I continued to visit month after month just checking in and offering prayer.  Emily always accepted, but I was trying to read her demeanor and what I was reading was that I was intruding and that she was just being polite in letting me pray for them.  My perception of these visits allowed me to convince myself that God really didn't ask me to go there and that it was better to not continue to visit.  The last time I had been there was October 2011.
In a conversation with Pastor Nathan in January, I found out Emily and Ludniere hadn't been to the church in a while and that in fact, their neighbors were reporting they think that the couple were practicing Voodoo again.  It was definitely better I didn't go visit.  They surely didn't want me there now and anyway, what do I know about witnessing to someone who is so tied to Voodoo, I don't understand it enough.  I  was not the right person for this.  I was not equipped for this.  Definitely better if I stay away...

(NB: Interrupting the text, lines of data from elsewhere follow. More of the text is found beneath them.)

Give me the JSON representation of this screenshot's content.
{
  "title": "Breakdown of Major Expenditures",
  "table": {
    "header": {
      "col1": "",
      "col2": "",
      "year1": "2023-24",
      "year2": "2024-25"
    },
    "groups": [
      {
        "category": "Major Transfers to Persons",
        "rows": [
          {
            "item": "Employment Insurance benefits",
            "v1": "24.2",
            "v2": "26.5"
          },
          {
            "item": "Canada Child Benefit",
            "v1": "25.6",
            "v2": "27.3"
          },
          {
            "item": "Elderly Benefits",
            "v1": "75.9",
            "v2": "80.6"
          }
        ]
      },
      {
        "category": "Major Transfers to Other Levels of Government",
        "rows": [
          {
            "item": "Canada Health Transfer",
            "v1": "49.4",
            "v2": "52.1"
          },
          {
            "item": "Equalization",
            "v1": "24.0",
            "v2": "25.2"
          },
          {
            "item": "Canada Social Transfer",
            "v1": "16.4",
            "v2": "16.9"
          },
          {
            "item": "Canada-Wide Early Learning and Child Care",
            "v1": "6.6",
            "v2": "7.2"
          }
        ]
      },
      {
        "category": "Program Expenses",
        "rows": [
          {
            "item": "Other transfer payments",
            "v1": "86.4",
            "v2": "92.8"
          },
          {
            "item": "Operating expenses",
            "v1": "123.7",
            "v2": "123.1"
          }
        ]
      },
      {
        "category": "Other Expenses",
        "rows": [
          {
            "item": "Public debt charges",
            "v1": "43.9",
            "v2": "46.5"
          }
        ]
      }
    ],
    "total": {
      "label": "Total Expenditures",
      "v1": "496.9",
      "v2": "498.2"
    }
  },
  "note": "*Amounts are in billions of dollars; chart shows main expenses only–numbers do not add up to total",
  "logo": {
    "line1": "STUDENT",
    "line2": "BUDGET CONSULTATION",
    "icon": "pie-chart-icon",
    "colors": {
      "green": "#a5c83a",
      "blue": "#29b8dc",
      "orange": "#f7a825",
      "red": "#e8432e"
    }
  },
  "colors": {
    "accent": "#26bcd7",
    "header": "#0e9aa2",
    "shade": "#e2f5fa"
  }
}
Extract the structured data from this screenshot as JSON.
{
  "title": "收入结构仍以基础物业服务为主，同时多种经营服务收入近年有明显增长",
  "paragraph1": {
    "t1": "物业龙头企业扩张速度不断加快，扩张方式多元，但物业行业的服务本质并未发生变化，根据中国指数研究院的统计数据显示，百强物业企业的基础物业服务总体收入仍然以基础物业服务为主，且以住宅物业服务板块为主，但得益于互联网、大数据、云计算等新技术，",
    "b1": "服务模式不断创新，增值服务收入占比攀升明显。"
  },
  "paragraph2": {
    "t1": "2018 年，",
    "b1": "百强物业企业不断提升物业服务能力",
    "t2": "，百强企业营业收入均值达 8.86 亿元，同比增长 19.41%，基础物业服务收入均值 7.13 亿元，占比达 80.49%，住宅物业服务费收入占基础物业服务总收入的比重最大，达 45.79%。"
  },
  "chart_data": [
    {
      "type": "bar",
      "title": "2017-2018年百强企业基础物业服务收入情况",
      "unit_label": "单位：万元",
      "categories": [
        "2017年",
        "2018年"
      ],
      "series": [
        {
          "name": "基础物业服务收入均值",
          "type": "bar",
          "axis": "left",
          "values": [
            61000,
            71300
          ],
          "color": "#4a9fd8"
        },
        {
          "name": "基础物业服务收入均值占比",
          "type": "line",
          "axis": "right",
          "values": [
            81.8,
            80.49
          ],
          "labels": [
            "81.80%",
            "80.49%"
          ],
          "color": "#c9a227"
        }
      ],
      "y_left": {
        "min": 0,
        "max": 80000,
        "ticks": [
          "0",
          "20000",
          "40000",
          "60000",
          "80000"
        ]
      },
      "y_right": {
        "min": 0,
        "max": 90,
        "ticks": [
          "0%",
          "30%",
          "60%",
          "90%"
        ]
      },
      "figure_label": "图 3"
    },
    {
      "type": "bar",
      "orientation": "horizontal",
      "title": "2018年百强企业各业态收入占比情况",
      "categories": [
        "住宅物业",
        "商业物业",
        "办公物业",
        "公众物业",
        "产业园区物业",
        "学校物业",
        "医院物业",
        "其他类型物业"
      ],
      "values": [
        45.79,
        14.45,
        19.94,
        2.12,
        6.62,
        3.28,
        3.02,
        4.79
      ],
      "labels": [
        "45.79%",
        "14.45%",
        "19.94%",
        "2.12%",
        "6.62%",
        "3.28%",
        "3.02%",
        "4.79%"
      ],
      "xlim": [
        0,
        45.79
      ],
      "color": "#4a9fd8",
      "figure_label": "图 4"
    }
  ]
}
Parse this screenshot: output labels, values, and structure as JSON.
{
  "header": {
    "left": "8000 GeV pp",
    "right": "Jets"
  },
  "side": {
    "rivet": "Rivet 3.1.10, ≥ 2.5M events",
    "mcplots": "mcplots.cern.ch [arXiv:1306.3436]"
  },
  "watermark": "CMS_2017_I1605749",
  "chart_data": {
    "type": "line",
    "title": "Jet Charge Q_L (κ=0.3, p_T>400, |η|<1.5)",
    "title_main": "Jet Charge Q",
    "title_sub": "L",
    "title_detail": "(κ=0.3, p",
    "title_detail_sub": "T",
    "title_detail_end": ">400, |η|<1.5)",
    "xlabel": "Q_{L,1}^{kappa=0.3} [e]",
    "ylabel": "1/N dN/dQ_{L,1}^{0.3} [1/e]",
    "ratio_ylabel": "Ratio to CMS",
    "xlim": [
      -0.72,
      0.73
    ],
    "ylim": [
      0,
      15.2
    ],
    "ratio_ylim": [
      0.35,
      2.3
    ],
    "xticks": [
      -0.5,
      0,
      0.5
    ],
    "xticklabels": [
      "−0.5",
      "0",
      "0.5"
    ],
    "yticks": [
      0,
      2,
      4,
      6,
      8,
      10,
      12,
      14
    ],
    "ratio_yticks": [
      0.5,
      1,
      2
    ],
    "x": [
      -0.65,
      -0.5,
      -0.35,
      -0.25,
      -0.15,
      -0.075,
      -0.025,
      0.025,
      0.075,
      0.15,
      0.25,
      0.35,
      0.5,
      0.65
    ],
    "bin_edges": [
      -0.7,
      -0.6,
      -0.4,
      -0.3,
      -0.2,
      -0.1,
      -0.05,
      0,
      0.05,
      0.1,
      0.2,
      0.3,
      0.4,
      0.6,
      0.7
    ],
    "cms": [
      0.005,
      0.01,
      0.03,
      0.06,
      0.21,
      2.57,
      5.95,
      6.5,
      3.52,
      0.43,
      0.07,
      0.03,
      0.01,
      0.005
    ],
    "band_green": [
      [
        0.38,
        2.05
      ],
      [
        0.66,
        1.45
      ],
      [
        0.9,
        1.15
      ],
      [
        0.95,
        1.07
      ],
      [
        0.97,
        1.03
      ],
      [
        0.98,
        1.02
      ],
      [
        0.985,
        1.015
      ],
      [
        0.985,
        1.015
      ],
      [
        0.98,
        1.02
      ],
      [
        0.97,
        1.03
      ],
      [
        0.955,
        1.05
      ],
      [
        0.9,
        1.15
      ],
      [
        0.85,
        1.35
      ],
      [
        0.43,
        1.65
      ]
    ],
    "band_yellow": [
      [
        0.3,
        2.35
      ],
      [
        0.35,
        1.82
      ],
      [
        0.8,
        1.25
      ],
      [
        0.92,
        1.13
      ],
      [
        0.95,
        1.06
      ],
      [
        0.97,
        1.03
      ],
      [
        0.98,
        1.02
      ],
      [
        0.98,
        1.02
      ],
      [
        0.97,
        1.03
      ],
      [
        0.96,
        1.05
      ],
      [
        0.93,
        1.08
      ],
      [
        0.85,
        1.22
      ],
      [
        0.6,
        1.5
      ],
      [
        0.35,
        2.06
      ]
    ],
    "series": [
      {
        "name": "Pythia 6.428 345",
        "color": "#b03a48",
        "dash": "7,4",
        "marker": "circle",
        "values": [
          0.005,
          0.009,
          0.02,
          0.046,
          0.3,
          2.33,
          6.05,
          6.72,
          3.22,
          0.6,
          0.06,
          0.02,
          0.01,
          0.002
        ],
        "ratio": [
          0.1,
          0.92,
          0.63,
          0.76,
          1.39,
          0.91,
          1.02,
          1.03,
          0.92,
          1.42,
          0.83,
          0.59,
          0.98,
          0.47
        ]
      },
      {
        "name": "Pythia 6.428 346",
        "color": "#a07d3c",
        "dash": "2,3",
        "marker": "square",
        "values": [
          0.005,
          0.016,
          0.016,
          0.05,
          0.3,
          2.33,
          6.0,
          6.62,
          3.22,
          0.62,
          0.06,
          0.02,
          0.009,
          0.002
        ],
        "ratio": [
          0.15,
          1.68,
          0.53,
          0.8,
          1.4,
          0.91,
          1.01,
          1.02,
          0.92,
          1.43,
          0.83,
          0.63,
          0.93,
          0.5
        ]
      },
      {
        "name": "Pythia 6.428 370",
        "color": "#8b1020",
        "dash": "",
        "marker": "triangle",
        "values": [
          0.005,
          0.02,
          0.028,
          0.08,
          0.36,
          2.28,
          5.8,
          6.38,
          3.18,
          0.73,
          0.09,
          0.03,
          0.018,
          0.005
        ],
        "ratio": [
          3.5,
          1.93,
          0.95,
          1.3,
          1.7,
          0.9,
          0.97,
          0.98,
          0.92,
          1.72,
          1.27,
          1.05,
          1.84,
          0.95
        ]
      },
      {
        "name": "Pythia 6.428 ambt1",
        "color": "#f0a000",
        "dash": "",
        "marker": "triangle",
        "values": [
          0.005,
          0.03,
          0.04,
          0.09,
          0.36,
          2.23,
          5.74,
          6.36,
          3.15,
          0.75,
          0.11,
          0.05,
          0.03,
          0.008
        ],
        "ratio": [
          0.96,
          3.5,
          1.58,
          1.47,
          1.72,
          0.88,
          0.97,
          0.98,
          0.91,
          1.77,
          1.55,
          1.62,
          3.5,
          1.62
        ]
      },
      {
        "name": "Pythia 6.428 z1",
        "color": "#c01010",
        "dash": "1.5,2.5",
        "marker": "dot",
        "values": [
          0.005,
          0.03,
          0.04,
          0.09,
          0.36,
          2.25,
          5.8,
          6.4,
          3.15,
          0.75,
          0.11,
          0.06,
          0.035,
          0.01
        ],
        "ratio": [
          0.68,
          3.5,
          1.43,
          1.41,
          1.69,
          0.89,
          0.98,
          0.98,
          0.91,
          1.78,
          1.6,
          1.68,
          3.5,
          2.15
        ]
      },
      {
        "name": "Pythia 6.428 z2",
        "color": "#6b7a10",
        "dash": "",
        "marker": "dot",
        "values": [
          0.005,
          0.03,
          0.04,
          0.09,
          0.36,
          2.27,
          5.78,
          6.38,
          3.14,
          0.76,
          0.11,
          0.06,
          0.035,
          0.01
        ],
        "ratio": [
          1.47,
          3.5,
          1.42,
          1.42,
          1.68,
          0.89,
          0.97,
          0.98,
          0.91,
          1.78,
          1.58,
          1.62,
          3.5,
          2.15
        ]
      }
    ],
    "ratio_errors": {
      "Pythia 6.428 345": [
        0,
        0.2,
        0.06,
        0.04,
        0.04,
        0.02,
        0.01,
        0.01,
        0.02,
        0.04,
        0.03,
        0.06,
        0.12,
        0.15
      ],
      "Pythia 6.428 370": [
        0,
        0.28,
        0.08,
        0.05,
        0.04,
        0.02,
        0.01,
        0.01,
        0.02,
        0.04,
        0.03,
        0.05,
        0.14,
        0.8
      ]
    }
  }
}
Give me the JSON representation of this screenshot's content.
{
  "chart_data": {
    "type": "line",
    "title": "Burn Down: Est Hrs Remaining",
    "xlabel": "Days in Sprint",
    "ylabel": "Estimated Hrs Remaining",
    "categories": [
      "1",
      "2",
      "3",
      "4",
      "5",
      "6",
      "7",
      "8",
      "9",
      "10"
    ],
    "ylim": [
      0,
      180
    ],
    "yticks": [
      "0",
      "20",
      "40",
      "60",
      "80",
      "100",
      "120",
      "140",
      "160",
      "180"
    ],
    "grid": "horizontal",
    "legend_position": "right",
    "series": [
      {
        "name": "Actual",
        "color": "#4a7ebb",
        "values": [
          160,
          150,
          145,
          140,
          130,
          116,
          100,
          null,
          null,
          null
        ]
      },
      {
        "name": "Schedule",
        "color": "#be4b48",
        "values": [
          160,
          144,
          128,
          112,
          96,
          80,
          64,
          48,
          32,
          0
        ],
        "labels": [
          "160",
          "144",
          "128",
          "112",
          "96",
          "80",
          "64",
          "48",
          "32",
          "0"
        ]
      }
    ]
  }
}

In May and June, Emily came into our clinic.   I noticed she was expecting a baby, gave her a friendly greeting and left it at that.  It was safer and much easier.
 Part of me knew God was prompting me to visit her again, but I brushed it aside.
 I began thinking more and more of Emily and her sweet smiling little boy, her daughter who is mature beyond her years and the little baby girl who always sat playing in the dirt when we arrived.    In July, I decided it was time to make a visit.  I took a group of people  to visit Suzette that scorching July day planning to make the visit afterward.  I figured if I told the group ahead of time we were going to Emily's, I'd have to go, no chickening out, however, part of me hoped she wouldn't be home when we arrived.  The part of me that trusted God to provide me with all I needed was missing that day.
Emily was home and after some conversation we learned Emily and Ludniere now have 5 children (or at least 4 + 1 due any day) living in this tin shack.  It turns out her husband had a baby with someone else and he now lives with them.
I apologized for not visiting for so long.   I then asked her if it would be okay if I started visiting on a regular basis again?  She laughed and told me "yes, it wasn't okay that you stopped coming".
When I ran out of things to say, but knew there was something I needed to say, Junior stepped in to tell me to ask how her relationship with God was...DUH!
When I asked her, she couldn't look me in the eye.  She smiled and politely told me what she thought I wanted to hear.
After praying for her, I couldn't not say what I knew God wanted me to say (I don't think this is how Jesus would have said it, it would have come out a bit more eloquently.  "Emily, God sent me here today.  He wants you to turn to him, to seek him out and know him more.  And...I'll be back to visit you".
Not one of my finest moments.  Not one of my most insightful or convincing messages, but I showed up and God showed his faithfulness.  Hopefully by showing up again and again, Emily will begin to trust and hopefully as I show up and see God's faithfulness again and again, I will begin to trust more too.